Quito è una città molto bella, direi elegante con il suo centro storico di impronta coloniale (fu riconosciuta patrimonio dell’umanità dall’Unesco fin dal 1978, la prima con Cracovia), fondata nel 1535 dagli spagnoli. La città è tenuta particolarmente bene, con la Plaza Grande che è anche un giardino e dove la gente sosta sulle panchine mitigando il caldo del giorno di una città che coi suoi 2800 metri presenta durante la giornata un clima particolare, assai variabile: caldo e freddo, sole e pioggia. Un giovane poeta del luogo, Sharvelt Kattán, mi dice che «il clima è bizzarro come le ragazze della città e non ci si può che rassegnare». Ma è un clima gradevole senza eccessi di freddo o di caldo e così per tutto l’anno. Quito è una città che sorprende chi pensa all’Ecuador come a un luogo alla fine del mondo. È una città vivace con numerosi locali (specie a Mariscal) e molte iniziative. Ci sono chiese di grande rilievo, ricordo la Chiesa di San Francesco, con la sua bellissima piazza, la Basilica del Voto Nacional e l’insieme degli edifici che coronano Plaza Grande: la cattedrale, il palazzo arcivescovile, il palazzo di Carondelet, sede del governo. Non si può che concordare con chi ha detto che il centro storico di Quito è un grande monumento, uno scenario straordinario, molti lo ritengono il più affascinante dell’America Latina.

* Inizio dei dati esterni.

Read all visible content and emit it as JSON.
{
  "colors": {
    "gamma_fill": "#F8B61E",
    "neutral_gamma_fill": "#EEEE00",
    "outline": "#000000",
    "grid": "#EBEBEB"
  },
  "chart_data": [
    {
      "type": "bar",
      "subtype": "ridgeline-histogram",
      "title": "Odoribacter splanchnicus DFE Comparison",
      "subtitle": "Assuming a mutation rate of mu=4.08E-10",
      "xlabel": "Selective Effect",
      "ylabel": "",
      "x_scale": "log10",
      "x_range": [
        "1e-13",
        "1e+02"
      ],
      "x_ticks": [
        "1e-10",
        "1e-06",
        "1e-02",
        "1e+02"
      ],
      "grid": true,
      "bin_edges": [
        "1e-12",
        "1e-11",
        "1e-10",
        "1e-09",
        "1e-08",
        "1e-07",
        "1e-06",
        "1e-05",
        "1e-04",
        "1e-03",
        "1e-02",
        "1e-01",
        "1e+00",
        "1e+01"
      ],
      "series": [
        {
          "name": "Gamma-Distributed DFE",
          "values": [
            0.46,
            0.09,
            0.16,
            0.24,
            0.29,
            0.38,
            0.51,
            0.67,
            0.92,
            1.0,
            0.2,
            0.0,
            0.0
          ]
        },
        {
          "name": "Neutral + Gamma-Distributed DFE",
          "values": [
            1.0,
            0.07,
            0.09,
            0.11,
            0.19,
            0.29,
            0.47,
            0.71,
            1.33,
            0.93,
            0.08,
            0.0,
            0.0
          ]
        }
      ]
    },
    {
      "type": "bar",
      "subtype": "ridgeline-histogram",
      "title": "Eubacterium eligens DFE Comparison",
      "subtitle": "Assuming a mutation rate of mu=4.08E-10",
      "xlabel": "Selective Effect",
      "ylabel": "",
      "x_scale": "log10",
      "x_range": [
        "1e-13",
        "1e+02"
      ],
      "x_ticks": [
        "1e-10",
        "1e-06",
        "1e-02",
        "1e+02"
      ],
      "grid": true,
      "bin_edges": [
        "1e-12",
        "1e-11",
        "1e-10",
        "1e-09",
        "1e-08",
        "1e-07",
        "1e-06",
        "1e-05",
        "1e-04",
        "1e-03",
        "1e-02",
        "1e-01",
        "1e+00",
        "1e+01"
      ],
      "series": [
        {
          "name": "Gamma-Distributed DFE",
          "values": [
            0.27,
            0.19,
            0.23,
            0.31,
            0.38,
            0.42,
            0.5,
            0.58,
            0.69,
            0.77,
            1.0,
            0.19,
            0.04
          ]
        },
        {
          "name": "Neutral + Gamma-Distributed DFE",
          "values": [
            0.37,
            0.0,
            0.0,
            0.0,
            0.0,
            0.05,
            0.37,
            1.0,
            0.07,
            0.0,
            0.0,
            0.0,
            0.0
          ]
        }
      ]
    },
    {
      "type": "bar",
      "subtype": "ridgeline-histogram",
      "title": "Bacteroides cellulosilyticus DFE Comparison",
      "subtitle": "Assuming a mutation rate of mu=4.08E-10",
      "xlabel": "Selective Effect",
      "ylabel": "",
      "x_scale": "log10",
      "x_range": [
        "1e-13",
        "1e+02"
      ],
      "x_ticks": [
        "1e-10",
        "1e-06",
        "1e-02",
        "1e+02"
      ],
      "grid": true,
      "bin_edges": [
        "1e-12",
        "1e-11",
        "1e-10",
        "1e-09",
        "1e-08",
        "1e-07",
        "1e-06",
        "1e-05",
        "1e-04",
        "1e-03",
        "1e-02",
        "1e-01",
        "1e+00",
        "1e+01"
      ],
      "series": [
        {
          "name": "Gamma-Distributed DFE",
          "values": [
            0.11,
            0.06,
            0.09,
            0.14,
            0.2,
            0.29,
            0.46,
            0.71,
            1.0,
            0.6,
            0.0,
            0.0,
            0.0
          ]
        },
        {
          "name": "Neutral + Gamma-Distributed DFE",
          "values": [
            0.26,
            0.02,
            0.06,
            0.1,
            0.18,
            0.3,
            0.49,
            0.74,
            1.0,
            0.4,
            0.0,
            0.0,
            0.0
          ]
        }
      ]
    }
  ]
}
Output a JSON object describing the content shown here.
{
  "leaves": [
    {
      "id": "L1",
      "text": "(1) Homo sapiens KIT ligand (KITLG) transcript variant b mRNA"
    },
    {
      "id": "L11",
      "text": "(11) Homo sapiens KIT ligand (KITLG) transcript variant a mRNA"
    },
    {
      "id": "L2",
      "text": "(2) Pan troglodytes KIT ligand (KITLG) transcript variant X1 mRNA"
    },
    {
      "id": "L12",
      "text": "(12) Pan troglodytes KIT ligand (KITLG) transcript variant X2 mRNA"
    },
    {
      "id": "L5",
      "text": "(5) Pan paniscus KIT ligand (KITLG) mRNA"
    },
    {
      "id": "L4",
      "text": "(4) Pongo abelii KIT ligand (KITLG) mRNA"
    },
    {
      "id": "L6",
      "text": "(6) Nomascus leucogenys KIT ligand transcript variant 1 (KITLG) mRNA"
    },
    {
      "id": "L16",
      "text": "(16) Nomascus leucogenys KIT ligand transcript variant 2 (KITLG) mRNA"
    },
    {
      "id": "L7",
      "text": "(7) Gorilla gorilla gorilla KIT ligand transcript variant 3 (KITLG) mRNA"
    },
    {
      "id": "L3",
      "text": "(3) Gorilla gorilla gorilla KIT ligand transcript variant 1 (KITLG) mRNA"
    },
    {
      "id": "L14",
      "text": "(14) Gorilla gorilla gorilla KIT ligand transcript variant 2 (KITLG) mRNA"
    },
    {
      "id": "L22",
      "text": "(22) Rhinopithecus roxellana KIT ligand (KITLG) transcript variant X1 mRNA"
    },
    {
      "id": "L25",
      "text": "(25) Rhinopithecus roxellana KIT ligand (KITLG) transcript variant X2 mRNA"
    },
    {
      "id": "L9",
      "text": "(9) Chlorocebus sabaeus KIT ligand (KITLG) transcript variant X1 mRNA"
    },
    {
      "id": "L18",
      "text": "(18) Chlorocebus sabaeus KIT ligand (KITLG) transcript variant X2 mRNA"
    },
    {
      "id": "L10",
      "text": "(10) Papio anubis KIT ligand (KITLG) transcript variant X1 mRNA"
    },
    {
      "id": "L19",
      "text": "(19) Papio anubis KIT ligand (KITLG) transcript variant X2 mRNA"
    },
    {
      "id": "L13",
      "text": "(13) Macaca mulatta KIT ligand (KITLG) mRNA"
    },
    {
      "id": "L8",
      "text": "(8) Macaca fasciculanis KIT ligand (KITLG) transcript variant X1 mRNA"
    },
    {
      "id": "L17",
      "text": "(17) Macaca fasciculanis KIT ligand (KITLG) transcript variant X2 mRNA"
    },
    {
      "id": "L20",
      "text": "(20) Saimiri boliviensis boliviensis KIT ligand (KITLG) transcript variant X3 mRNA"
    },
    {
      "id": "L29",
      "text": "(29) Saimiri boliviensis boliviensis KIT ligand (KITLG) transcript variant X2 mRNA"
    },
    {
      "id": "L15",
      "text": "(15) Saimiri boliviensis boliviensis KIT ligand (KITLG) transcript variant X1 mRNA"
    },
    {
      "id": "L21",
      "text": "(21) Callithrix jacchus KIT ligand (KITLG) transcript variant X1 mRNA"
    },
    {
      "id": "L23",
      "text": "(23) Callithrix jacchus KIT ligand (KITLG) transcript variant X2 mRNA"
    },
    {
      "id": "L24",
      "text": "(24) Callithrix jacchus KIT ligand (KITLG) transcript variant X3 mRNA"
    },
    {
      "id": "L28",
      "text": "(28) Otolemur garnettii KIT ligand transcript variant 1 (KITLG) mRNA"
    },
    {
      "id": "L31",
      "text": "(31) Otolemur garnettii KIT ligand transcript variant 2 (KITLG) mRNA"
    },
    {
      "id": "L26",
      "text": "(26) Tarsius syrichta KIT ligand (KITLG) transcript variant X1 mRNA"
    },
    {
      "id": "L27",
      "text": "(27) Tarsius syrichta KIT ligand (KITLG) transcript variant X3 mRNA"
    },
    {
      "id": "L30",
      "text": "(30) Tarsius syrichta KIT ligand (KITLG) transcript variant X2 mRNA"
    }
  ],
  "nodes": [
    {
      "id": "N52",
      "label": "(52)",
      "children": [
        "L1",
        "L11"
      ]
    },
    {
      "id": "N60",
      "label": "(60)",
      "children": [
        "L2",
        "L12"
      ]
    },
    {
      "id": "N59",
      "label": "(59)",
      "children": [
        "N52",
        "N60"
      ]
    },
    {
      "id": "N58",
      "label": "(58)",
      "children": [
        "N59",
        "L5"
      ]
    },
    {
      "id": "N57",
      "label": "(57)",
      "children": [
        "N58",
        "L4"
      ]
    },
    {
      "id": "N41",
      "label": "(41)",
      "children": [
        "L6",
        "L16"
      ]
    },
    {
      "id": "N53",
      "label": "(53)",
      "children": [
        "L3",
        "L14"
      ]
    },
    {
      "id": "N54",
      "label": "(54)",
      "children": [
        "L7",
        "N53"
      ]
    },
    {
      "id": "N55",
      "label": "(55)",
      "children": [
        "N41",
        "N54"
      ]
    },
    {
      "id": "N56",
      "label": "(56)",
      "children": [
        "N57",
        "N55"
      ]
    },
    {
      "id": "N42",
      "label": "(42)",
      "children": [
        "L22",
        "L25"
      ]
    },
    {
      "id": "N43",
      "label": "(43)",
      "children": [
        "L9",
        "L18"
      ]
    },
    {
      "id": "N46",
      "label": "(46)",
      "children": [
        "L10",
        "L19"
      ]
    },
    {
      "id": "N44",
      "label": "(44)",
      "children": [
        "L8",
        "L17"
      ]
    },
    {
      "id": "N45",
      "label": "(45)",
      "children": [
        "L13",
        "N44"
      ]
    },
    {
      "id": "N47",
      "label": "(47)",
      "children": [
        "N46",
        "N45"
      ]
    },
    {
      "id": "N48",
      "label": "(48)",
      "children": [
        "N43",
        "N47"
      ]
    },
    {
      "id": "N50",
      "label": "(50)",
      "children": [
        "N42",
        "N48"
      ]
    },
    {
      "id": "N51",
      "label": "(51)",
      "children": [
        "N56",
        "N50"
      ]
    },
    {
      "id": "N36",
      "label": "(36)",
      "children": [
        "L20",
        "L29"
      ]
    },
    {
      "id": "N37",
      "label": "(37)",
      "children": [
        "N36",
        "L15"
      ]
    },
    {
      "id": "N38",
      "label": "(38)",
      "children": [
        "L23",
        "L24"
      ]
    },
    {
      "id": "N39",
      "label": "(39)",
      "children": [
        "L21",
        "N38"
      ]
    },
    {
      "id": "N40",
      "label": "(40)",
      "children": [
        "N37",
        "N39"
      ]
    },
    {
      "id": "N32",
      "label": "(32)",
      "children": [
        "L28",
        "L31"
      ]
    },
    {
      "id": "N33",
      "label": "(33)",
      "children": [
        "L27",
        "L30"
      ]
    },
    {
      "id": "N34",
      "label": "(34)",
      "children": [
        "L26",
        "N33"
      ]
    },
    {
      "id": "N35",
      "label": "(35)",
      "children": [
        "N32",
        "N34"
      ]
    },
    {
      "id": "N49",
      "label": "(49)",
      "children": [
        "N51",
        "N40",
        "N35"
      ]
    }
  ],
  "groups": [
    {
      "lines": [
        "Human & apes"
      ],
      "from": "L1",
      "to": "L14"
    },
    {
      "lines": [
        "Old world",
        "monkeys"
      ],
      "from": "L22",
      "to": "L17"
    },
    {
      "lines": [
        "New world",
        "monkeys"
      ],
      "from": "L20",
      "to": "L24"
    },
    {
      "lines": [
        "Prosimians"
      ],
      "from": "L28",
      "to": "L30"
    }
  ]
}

Numerosi sono anche i musei, quello della medicina, il museo francescano con pitture della famosa Scuola d’arte religiosa di Quito, e ancora l’incantevole piccolo Museo Casa del Alabado di arte pre-colombiana, bellissimo e organizzato all’interno di una vecchia casa coloniale del centro storico, dove si può ripercorrere una consistente parte della storia di questo paese, attraverso gli oggetti della vita quotidiana e dell’arte di quel periodo.